Mark’s eyes opened wide at her response. Susan was a medical doctor, for God’s sake. A scientist.
“Ten minutes after Bud died, Meredith was at my door. I was still in shock, hadn’t called anyone yet, and there she was.”
“You said she stopped by often during the last days of your husband’s fight with leukemia.”
“She did. But she always called first to see if Bud was awake.
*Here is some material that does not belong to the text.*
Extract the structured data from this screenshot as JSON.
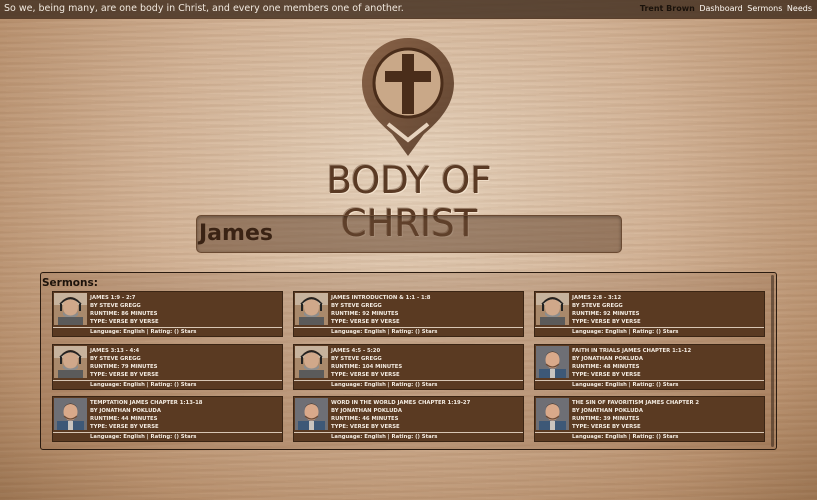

She didn’t want to impinge on what little time we had left together.”
“So maybe she was in the area.”
Susan shook her head. “She knew, Mark. She didn’t knock, she just used the extra key, came in and found me on the bed beside him sobbing….”
Mark’s throat tightened as Susan’s eyes filled with tears. He could see her need to believe—he hurt for the anguish she’d been through, and cared enough to let the rest go.
Pulling her against him he held her while she cried, rubbing her back, wanting to do whatever he could to ease a grief that he understood would be with her always. Three and a half years had passed since Barbie had walked out on him and Kelsey, and the ache still throbbed as intensely as ever during the dark hours.
“THESE ARE BAD MEN.”
Kelsey Shepherd leaned over on the stained couch to whisper to her mother. Two scary-looking old guys had come in from the garage door and they were putting something in the refrigerator. Kelsey thought they were gross.
Dad would kill her if he knew she was there with them.
Smiling, Barbie was shaking her head. “They’re fine,” she whispered back quickly and Kelsey stared at her. Was her mom okay? Even after all these times seeing her, she couldn’t get used to the short, choppy hair and no makeup and sloppy clothes. She remembered her mom being beautiful.
Of course, maybe that was just kid stuff.